Abstract
We have developed the generalized quasilinearization method (QM) for an initial value problem (IVP) of dynamic equations on time scales by using comparison theorems with a coupled lower solution (LS) and upper solution (US) of the natural type. Under some conditions, we observed that the solutions converged to the unique solution of the problem uniformly and monotonically, and the rate of convergence was investigated.
Keywords:
quasilinearization; quadratic convergence; weak convergence; extremal solutions; time scale MSC:
34A12; 34A45; 34N05
1. Introduction
The theory of calculus on time scales was studied by Stefan Hilger [1] in 1990 to connect continuous and discrete analyses. Examining dynamic equations on time scales is a research area of great interest. Many researchers are devoted to the qualitative study of ordinary differential equations on time scale.

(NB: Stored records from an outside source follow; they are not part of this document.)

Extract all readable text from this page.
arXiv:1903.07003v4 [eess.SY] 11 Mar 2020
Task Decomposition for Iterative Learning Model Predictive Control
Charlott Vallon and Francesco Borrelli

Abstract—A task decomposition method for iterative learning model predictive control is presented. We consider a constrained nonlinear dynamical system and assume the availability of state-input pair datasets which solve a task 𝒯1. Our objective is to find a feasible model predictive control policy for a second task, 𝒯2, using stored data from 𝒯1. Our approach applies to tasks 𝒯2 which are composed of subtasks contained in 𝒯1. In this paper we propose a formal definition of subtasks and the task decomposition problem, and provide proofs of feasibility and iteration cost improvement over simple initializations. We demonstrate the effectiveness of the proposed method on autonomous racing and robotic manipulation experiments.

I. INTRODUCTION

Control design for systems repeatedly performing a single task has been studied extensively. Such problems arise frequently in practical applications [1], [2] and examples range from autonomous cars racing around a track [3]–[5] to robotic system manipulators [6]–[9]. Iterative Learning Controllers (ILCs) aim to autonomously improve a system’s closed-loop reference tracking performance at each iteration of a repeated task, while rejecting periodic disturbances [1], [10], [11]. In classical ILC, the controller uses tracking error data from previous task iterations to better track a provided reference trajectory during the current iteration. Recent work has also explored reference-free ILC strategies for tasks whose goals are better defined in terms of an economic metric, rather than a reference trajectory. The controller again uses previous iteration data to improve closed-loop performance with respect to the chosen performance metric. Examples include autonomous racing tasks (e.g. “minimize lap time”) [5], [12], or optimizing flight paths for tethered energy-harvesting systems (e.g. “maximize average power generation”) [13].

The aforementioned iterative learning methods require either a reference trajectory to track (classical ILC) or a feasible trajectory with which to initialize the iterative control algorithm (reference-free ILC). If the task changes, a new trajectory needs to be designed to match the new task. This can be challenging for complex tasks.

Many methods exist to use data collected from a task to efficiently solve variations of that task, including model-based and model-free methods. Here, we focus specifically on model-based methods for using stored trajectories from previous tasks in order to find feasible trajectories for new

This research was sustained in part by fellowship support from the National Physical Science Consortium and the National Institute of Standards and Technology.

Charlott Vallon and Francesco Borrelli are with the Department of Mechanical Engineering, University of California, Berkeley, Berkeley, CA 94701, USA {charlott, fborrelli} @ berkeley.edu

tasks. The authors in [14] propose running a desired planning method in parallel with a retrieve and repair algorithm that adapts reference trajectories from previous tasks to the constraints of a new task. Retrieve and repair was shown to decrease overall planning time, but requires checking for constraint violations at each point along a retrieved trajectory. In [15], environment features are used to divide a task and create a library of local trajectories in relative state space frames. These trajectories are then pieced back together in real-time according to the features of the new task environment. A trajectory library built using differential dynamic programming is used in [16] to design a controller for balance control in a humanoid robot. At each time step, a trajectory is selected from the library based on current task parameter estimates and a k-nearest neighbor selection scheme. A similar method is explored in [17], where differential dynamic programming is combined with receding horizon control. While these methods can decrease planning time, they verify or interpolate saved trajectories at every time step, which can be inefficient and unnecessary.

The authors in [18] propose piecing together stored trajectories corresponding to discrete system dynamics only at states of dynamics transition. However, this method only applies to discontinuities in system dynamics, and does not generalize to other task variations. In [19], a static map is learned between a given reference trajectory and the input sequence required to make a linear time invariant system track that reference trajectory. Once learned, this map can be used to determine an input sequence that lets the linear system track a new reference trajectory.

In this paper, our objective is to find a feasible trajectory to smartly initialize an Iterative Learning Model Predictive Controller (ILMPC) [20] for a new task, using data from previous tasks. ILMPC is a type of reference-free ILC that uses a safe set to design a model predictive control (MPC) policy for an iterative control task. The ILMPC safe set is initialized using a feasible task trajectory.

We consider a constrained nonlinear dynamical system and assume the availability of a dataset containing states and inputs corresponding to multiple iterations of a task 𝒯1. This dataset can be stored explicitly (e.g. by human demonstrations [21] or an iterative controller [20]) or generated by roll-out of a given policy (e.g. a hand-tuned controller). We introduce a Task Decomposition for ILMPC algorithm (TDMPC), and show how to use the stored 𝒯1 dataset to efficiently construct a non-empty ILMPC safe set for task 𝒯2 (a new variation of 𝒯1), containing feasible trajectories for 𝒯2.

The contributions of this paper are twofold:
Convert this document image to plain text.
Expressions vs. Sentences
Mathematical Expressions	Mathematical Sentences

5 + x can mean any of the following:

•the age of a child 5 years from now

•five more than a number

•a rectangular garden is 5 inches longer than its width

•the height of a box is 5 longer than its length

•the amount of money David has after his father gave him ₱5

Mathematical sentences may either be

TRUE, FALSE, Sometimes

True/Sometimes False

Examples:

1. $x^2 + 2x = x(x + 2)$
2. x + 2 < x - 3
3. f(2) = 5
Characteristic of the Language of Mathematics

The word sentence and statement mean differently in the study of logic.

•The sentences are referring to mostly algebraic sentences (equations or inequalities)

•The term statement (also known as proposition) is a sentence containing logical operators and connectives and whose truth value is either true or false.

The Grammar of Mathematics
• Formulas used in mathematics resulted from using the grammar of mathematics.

The QM, combined with the LS and US methods, provides a clear analytical representation for the solution of the nonlinear differential equation, providing pointwise upper and lower estimates for the solution of the problem. Using these generalized concepts given by Lakshmikantham and Köksal, [2] it was developed on time scales by Kaymakçalan and Lawrence in [3]. Bohner and Peterson [4] discussed basic information, definitions and theorems about time scale. They also dealt first and second order linear equation on time scale. In recent years, studies and articles have been argued, and extraordinary results have been obtained. Some articles and books that can be found are referenced in this article.
Akın et al. [5] applied QM to the unique solution of BVP on time scales with monotone sequences of LS and US, and the authors obtained the convergence rate. Atici and Topal [6] improved the convergence of monotone sequences on time scales for nonlinear dynamical equations. They generated two sequences that, under some favorable conditions, converged to the solution of BVP.
Daneev and Sizykh [7] investigated the convergence issues of the developed algorithm method for minimizing the generalized work functional. The authors demonstrated the algorithm using numerical stabilization of a two-dimensional oscillatory linear control system.
Yang and Vatsala [8] developed a generalized QM for reaction diffusion systems where the forcing functions are the sum of convex and concave functions. They showed the solutions of the corresponding linear systems converge monotonically, uniformly and quadratically to the unique solution of the nonlinear problem.
Idiz et al. [9] examined the numerical solution of a fractional Lane–Emdan-type equation that occurs mainly in astrophysics applications. They improved a numerical approach using QM and solved some example problems to compare with other numerical techniques in the literature.
Jyoti and Singh [10] obtained a coupled iterative approach based on a QM approximation for evaluating the solutions of nonlinear two-point Dirichlet BVP.
Lakshmikantham and Vatsala [11] applied the QM to an IVP and obtained LS and US on ordinary differential equations.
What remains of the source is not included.